New to agile?
Many companies (and consultants) view "agile" as a software, project management methodology (it isn't). Agile is a set of values and principles. Taken together, they allow teams of motivated people to achieve great things.
The authors of the Agile Manifesto were concerned about software development, but soon discovered what they created could be applied to domains like marketing or schools and many team oriented activities.
Why you care
Agile enables you to effectively navigate around unknown and unforeseen constraints. It provides some guidance on how to sense and respond to change and how to deal with uncertainty. With agility, you can adapt quickly to changing conditions, new opportunities, or emerging threats.
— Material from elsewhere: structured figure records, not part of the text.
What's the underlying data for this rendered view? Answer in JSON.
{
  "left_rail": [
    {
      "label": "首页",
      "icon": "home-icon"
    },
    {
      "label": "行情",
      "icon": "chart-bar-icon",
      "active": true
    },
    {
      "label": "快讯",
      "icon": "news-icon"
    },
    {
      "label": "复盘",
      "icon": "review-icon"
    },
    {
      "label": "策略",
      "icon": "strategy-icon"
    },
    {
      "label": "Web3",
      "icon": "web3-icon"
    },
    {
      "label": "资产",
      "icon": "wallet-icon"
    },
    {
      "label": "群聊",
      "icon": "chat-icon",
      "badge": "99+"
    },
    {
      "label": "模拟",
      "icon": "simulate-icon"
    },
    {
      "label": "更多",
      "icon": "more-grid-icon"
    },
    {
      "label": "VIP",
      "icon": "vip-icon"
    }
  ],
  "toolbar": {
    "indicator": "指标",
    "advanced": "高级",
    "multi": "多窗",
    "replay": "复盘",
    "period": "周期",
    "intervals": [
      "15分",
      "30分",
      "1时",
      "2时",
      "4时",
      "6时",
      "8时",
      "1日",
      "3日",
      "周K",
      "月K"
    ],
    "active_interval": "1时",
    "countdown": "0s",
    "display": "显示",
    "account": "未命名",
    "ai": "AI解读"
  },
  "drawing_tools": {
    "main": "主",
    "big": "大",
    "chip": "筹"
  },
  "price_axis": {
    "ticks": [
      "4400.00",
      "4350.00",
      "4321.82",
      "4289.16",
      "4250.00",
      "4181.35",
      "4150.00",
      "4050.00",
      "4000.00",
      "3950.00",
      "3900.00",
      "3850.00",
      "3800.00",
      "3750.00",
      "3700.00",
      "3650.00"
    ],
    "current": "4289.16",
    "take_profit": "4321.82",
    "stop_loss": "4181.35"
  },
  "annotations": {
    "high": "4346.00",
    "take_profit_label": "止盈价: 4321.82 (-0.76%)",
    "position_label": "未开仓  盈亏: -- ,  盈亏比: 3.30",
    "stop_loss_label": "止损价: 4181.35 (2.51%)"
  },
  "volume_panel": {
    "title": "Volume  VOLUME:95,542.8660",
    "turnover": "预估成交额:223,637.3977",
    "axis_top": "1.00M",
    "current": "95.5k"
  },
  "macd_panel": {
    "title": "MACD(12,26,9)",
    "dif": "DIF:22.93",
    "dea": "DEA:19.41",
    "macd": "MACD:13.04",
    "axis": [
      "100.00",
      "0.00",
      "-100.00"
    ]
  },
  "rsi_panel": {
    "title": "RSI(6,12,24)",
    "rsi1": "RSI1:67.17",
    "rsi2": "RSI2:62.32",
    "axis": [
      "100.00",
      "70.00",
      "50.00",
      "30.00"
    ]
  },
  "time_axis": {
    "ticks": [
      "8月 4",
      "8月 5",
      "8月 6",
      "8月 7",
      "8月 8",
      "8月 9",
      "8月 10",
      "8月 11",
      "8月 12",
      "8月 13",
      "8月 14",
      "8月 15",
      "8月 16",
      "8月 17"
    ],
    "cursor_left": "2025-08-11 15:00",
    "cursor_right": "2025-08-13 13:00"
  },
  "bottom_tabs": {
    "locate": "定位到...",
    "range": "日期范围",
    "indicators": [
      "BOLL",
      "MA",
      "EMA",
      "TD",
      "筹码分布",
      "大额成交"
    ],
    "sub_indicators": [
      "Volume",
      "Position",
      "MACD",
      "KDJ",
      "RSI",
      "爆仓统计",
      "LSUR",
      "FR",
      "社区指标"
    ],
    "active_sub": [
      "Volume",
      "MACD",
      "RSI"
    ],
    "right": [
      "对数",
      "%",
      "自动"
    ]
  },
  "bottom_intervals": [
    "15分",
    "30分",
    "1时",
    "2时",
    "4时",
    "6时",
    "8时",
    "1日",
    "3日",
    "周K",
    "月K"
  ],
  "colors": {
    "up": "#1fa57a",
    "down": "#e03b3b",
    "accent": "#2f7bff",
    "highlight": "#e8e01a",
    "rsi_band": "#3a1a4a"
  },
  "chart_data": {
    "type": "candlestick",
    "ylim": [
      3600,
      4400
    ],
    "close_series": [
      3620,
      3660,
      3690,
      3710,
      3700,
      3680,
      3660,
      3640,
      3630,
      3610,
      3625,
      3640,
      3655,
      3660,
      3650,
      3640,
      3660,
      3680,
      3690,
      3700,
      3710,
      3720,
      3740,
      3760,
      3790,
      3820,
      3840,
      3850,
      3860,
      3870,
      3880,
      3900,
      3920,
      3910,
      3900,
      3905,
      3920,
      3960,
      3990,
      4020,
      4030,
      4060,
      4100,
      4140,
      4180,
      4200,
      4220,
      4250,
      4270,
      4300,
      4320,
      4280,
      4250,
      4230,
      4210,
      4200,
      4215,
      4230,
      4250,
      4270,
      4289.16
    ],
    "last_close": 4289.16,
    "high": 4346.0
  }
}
It greatly reduces the cost of change.
MANY DOMAINS
Agile can be applied to product development, marketing teams, legal teams, executive teams, schools, classrooms, and anywhere people gather to achieve a common goal. They represent the collective wisdom of twenty innovative experts in lightweight methods. You can read the Manifesto for Agile Development here.
At its core, Agile values people over process
It emphasizes the human element of creativity, quality, and innovation. Engagement and fulfillment are central to the agile approach. “People are not resources,” is a common refrain. The power is in the empowerment and elevation of teams that are self-aware, self-reflecting, and operating with interpersonal communication at its heart.
Agile is decidedly non-prescriptive
One is guided by the values and principles. There is no right way or best practice; there are only patterns of trial and error to discover empirically what works best in your particular situation. In this way, its hallmark is continuous evolution and growth.
Radical Transparency
Everyone can see at anytime where things are, how fast they are progressing, and what’s in the way. This degree of situational awareness means that status meetings become a thing of the past. You always know where you are.
Emergence
In a complex and fluid environment, the end result cannot be predicted ahead of time. Agile organizations plan to replan, and factor in new discovery and learning along the way. The product emerges as more is learned.
CUSTOMER PARTNERSHIP
Frequent, direct, in-person, face-to-face collaboration enables the customer to partner in the discovery and learning. It puts the customer in the driver’s seat so that as new learning, insight, discovery and innovations emerge, the customer and the delivery team can change direction and adapt to the new realities. They can capitalize on unforeseen and unpredicted opportunities.
ORGANIZATIONAL LEARNING
Agile works best in a learning organization. “A learning organization is an organization skilled at creating, acquiring, and transferring knowledge, and at modifying its behavior to reflect new knowledge and insights.” - HBR
RELENTLESS IMPROVEMENT
The power is in kaizen – continuously improving the product and the process to bring it about.
AGILE FEATURES
QUICK DELIVERY
Very short and complete mini-projects, the shorter the better, each one producing a deliverable of incremental value to the customer or consumer of the deliverable.
BUSINESS AGILITY
An ability to adapt painlessly to change, to be able to “turn on a dime for a dime” and respond quickly and naturally to opportunities or threats. It is well-suited to environments where change happens often during a project.
High COLLABORATION
A preference for a high degree of direct, in-person, face-to-face collaboration versus communication by specification and hand-offs, especially with customers and stakeholders.
AUTONOMY
Self-organizing and self-managing teams that do not need supervision. The armed forces, for example, long ago discovered the power of teams, units, or squads that can adapt to changing circumstances on the ground much faster than waiting for orders and direction from far away commanders.